Même si le dispositif Pinel a pris fin au 31 décembre 2024, ses règles continuent de s'appliquer aux investissements en cours. Parmi elles : le respect de plafonds de loyers et de ressources des locataires, révisés chaque année par l'administration fiscale.
Les nouveaux barèmes pour 2026 viennent d'être publiés au Bulletin officiel des finances publiques (BOFiP). Les plafonds de loyers progressent de 1,04%, pour atteindre 19,71 par m² en zone A bis, 14,64 en zone A, 11,80 en zone B1 et 10,26 en zones B2 et C.
Ces seuils doivent être respectés pendant toute la durée de location pour conserver l'avantage fiscal. Ils s'appliquent notamment en cas de changement de locataire ou de révision du loyer. Une vacance prolongée du logement peut par ailleurs remettre en cause la réduction d'impôt.
Une révision chaque année
Comme le rappelle l'administration, ces plafonds concernent plusieurs dispositifs d'investissement locatif, dont Pinel, Duflot, Scellier ou encore Loc'Avantages. Ils sont révisés chaque année au 1er janvier, en fonction de la localisation du bien et du régime fiscal concerné.
Autre spécificité du Pinel : le calcul du loyer dépend aussi de la surface du logement via un coefficient, plafonné à 1,2. Ce mécanisme permet de majorer le loyer des petites surfaces et de minorer celui des grandes. À titre d'exemple, pour un logement de 50 m² en zone A, le loyer maximal peut atteindre environ 738 euros mensuels avec ce coefficient, contre 659 euros sans.

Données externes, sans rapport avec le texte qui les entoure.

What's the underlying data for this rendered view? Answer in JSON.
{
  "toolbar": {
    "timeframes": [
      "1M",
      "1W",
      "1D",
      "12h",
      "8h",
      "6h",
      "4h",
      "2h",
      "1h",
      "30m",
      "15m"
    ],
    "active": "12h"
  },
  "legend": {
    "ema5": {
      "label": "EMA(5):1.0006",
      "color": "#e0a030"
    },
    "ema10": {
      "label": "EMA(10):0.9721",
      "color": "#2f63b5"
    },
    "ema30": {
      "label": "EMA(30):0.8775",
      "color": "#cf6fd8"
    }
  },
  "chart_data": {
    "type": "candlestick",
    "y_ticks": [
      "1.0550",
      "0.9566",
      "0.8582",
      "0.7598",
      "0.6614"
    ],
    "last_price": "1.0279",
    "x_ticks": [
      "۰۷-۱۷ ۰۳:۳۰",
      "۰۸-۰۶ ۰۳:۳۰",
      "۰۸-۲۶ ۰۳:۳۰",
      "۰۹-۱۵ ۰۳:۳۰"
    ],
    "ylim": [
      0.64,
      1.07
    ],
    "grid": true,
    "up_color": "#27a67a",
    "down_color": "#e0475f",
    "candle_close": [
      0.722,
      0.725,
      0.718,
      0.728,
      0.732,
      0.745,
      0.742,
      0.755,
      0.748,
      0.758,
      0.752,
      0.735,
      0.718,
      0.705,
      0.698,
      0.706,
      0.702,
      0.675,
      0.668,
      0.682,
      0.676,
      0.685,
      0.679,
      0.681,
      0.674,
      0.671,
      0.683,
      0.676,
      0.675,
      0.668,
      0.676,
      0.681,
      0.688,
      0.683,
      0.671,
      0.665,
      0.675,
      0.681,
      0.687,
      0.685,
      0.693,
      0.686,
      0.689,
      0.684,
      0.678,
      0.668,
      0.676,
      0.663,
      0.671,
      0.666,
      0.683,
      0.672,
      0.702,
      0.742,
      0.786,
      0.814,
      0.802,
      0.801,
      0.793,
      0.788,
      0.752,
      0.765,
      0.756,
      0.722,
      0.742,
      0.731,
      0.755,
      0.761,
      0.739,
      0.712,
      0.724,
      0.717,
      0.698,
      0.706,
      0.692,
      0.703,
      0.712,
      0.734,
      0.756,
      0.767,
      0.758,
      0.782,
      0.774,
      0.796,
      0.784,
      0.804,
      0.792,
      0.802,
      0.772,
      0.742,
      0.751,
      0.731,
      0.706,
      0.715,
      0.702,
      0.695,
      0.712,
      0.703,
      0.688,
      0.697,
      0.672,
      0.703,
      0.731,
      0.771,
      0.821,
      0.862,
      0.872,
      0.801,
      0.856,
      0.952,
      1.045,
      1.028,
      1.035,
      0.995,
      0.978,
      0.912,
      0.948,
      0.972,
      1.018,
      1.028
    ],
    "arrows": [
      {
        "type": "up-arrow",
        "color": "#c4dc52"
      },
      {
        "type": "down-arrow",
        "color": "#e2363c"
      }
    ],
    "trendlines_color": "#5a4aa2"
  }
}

Ce mode de calcul pourrait également être retenu dans le cadre du nouveau dispositif « Jeanbrun », qui repose sur les plafonds de la location intermédiaire. À ce stade toutefois, cette transposition reste à confirmer par la doctrine fiscale.
Investissement locatif : « Quel est le niveau de loyer pour bénéficier du dispositif Jeanbrun ? »
Côté locataires, les plafonds de ressources sont relevés d'environ 0,9%. En 2026, un couple ne doit pas dépasser 66.276 euros de revenu fiscal de référence en zones A bis et A, et 48.268 euros en zone B1. Pour un bail signé cette année, ce sont les revenus de 2024, figurant sur l'avis d'imposition 2025, qui doivent être pris en compte.
| Composition du foyer | Zone A bis | Zone A | Zone B1 | Zones B2 et C |
|---|---|---|---|---|
| Personne seule | 44 344 | 44 344 | 36 144 | 32 530 |
| Couple | 66 276 | 66 276 | 48 268 | 43 439 |
| Personne seule ou couple ayant une personne à charge | 86 878 | 79 666 | 58 043 | 52 239 |
| Personne seule ou couple ayant deux personnes à charge | 103 727 | 95 427 | 70 073 | 63 066 |
| Personne seule ou couple ayant trois personnes à charge | 123 415 | 112 968 | 82 432 | 74 189 |
| Personne seule ou couple ayant quatre personnes à charge | 138 874 | 127 122 | 92 900 | 83 611 |
| Majoration par personne à charge à partir de la cinquième | 15 471 | 14 164 | 10 364 | 9 325 |
Source : BOFiP, actualisation 2026 des plafonds de loyers et de ressources des locataires pour les dispositifs d'investissement locatif. Pour un bail signé en 2026, les revenus à prendre en compte sont ceux figurant sur l'avis d'imposition 2025, au titre des revenus 2024.
Dans un contexte de recomposition des dispositifs fiscaux immobiliers, ces barèmes restent donc un point de repère central pour les bailleurs, y compris au-delà du seul Pinel.